Corrélation entre les violences domestiques
Le lien entre la maltraitance animale et la maltraitance humaine est reconnue depuis plusieurs dizaines d’années (Ascione, 1999). Aux Pays-Bas, la première étude qualitative et quantitative a été réalisée en 2008 (Enders & Janssen, 2009). Trente-cinq professionnels des violences domestiques (forces de police, juges) ont été interrogés sur le lien entre la maltraitance des animaux et la violence domestique. Il n'y avait pas de connaissances explicites sur ce sujet, mais lorsque celles-ci ont été fournies, des connaissances implicites étaient présentes et des exemples de cas où ce sujet aurait pu être négligé ont été mentionnés par les personnes clés.
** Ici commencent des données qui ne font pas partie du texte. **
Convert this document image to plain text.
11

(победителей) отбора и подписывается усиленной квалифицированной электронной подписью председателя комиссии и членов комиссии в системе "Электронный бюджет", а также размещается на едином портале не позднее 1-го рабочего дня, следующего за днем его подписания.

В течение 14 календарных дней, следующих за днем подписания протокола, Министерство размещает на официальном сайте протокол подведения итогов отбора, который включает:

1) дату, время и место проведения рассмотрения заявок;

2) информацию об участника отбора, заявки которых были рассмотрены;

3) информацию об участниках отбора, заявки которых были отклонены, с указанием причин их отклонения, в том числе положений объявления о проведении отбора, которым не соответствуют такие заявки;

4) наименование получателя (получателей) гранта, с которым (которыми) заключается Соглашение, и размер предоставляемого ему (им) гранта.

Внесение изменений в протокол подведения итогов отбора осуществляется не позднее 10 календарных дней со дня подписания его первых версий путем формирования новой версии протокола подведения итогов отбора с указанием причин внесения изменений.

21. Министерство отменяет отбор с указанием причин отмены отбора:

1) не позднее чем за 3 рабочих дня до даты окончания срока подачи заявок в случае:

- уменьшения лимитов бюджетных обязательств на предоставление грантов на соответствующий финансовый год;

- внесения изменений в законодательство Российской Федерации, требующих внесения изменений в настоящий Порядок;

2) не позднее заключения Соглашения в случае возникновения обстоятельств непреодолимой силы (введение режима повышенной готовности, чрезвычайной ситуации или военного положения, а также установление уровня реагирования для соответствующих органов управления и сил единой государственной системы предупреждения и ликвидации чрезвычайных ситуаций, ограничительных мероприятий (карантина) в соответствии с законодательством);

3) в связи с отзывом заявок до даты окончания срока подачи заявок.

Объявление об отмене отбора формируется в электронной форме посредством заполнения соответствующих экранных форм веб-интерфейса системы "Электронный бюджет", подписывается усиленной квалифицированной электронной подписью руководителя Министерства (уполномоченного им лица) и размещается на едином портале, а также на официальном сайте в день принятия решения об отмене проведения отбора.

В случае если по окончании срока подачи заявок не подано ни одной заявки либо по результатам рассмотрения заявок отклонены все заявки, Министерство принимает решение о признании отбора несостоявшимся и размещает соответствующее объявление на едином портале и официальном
Un officier de police a décrit le cas suivant :
« Les policiers en charge de la protection animale ont reçu une vidéo d'une fillette (âgée d'environ 4-5 ans) sautant sur un trampoline. C'est la fin de l'après-midi, la fillette est vêtue d'une chemise de nuit et tient un chiot dans chaque main. Quatre autres petits chiots sont sur le trampoline, assis, couchés, et sont lancés de haut en bas sur le trampoline pendant que la fillette saute.
Les chiots qu'elle tient dans ses mains sont lancés en l'air, tombent sur le trampoline et à côté, sur le sol en pierre de la cour. La fillette prend un autre chiot et continue son jeu sans fin. Les pleurs des chiots sont déchirants.
La vidéo a été réalisée par un voisin, qui a filmé cette scène avec son téléphone et l’a jugée préoccupante, d’où son envoi à la police.
La police en charge de la protection animale décide de se rendre sur place. En entrant dans la maison de la petite fille, ils découvrent une situation chaotique : les parents de la petite fille en train de fumer et de boire avec des amis, des bouteilles vides partout, des cartons de pizza et beaucoup de saleté sur le sol, et une chienne allaitante attachée au radiateur. Une situation claire de négligence (qui est une forme de maltraitance des enfants) de la petite fille et de négligence (et de maltraitance) des animaux. La police a placé la fillette et les animaux en lieu sûr ».
En signalant les faits qui l’inquiétaient – la fillette laissée sans surveillance maltraitait (peut-être involontairement) les chiots – le voisin a mis en lumière le « lien », permettant la protection de l'enfant et des animaux.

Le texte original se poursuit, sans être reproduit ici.